The council’s Environment Department, headed by Ruth Mullen, has applied for permission from the Planning Department to create a path between Nantgaredig and Whitemill, using part of the former railway trackbed and an existing footpath which hugs the banks of the river Tywi/Towy.

For William Richard Lloyd Davies, of Cwm Farm, Abergorlech Road, Carmarthen, flooding is a large risk and he would rather the path ran alongside the A40, or formed part of Celtic Trail route 47, which extends across south Wales and takes in Llanelli and Kidwelly on the way to Carmarthen, completely avoiding the Tywi valley between Carmarthen and Llandeilo.


This map, courtesy of Carmarthenshire County Council and based on a Crown Copyright map, shows the route of the  proposed cycle path between Whitemill in the west and Nantgaredig in the east. The section bordering the river is on the line of an existing footpath. 
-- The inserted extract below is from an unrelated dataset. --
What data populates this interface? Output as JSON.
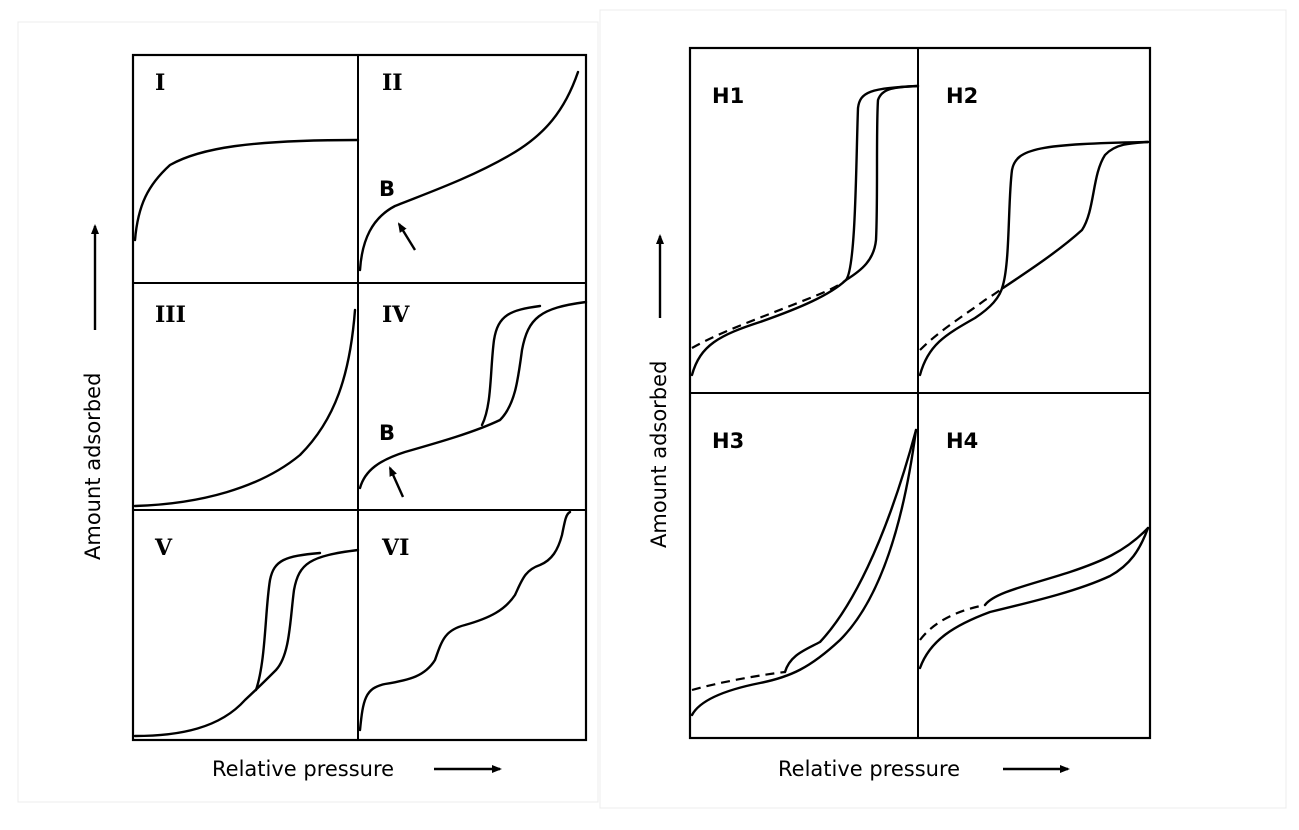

Mr Lloyd Davies has told the county council’s planning department that any elevation, even a slight one, “in the creation of the path, will act as a barrier for flood water to run back into the Tywi, and create additional and sustained flooding resulting in property damage and financial loss to myself as a land owner and to other landowners in the area.”

He says that the path plan conflicts with the Welsh Government’s strategic framework for the eradication of bovine TB in Wales, which requires the immediate imposition of movement restrictions once disease is suspected, keeping disease out of clean farms and preventing cattle from coming into contact with the pathogen.
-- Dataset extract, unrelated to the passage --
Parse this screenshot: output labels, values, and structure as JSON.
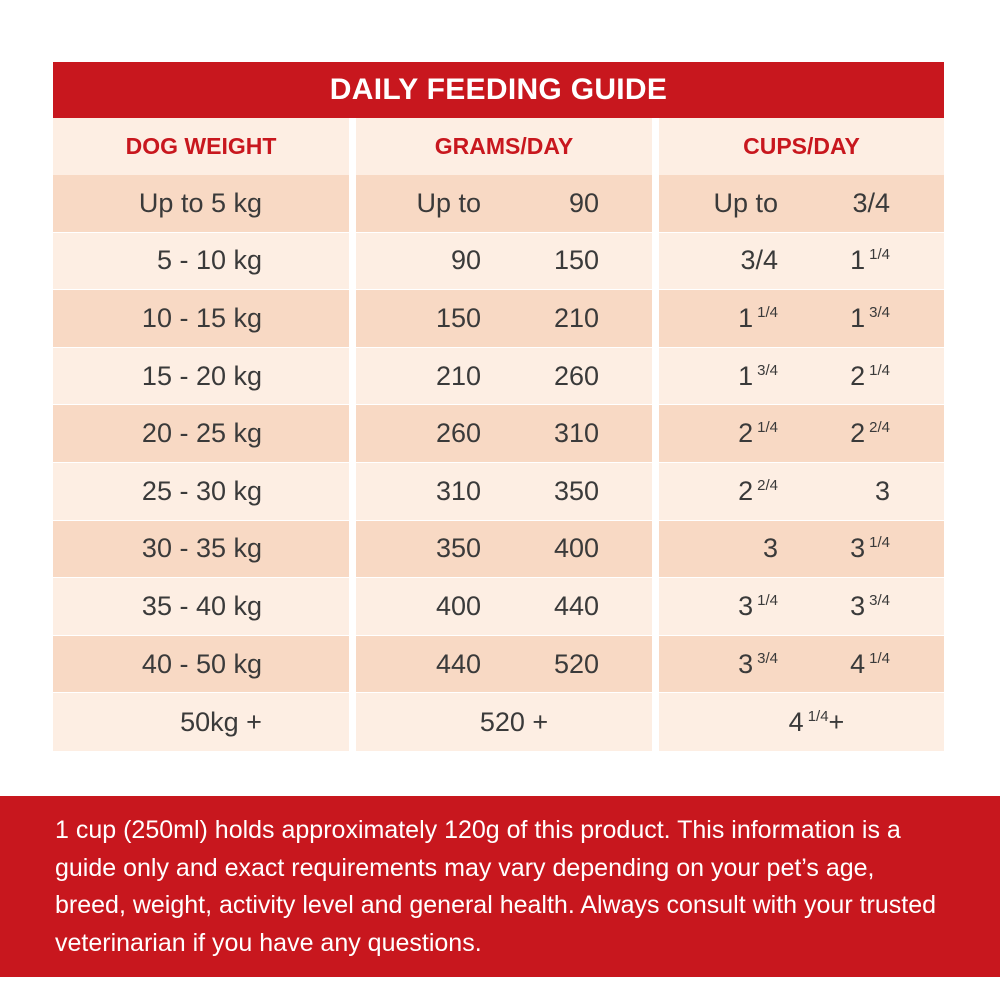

Helen Scott of the Carmarthen Veterinary Centre has told the planning department that several clients along the proposed route contacted her with concerns. Miss Scott’s arguments include:

  • There is no provision for biosecurity cleansing and disinfection.
  • Disruption of boundaries could allow nose-to-nose contact between animals.
  • Dogs could transmit Neospora caninum, a cause of bovine abortion, and worry livestock.
  • Bovine TB, infectious bovine rhinotracheitis and Johnes disease could be transmitted.
  • People could be in danger from livestock.
  • Local wildlife could be disrupted.

The National Farmers Union has also put in a letter of objection on behalf of seven members. One is Clive Jones of Beili Glas, Whitemill. He points out that a “substantial part of the path will run alongside the River Tywi. As one of the land tenants occupying a part of the Tywi valley affected by the proposed development, I have over the years experienced the extensive, regular and unpredictable flooding from the River Tywi. I have grave concerns as to the danger the unpredictable water levels poses to the public using the proposed cycleway. I also have fears of the risk that the river holds even when not in flood, as sections of the proposed cycleway are located in a remote area, anyone who may be tempted away from the path to swim or jump into the river from the river bank could consequently find themselves in distress, with no assistance near by. There have been recent incidents on the Tywi river where such activities have been fatal.”

A detailed map of the proposed path shows exits via public and private rights of way in case of emergency. This map also has a cross section showing that the three-metre wide tarmac path, with one-metre verges on both sides, would be enclosed with wire mesh fencing supported by timber posts 1.2 metres high.

As regards safety, the riverside location has much in common with coastal beaches which carry ‘no swimming’ instructions when sea conditions are potentially dangerous, and at times of flood the path could be closed.

Natural Resources Wales has concerns of its own, about protected species, and is asking for further surveys. Dyfed Archaeological Trust wants protection for a Bronze Age round barrow and standing stone, and sections of Roman road. CADW, concerned about the round barrow, said:  “unfortunately the application contains no information as to how the construction work will avoid damage to the scheduled monument”.

Llanegwad Community Council, though, has given its backing to the pathway plan, as has the Carmarthenshire Cycling Forum, which liaises with the county council, The cycling forum  expects the creation of the path to take some time, and possibly require the use of Compulsory Purchase Orders.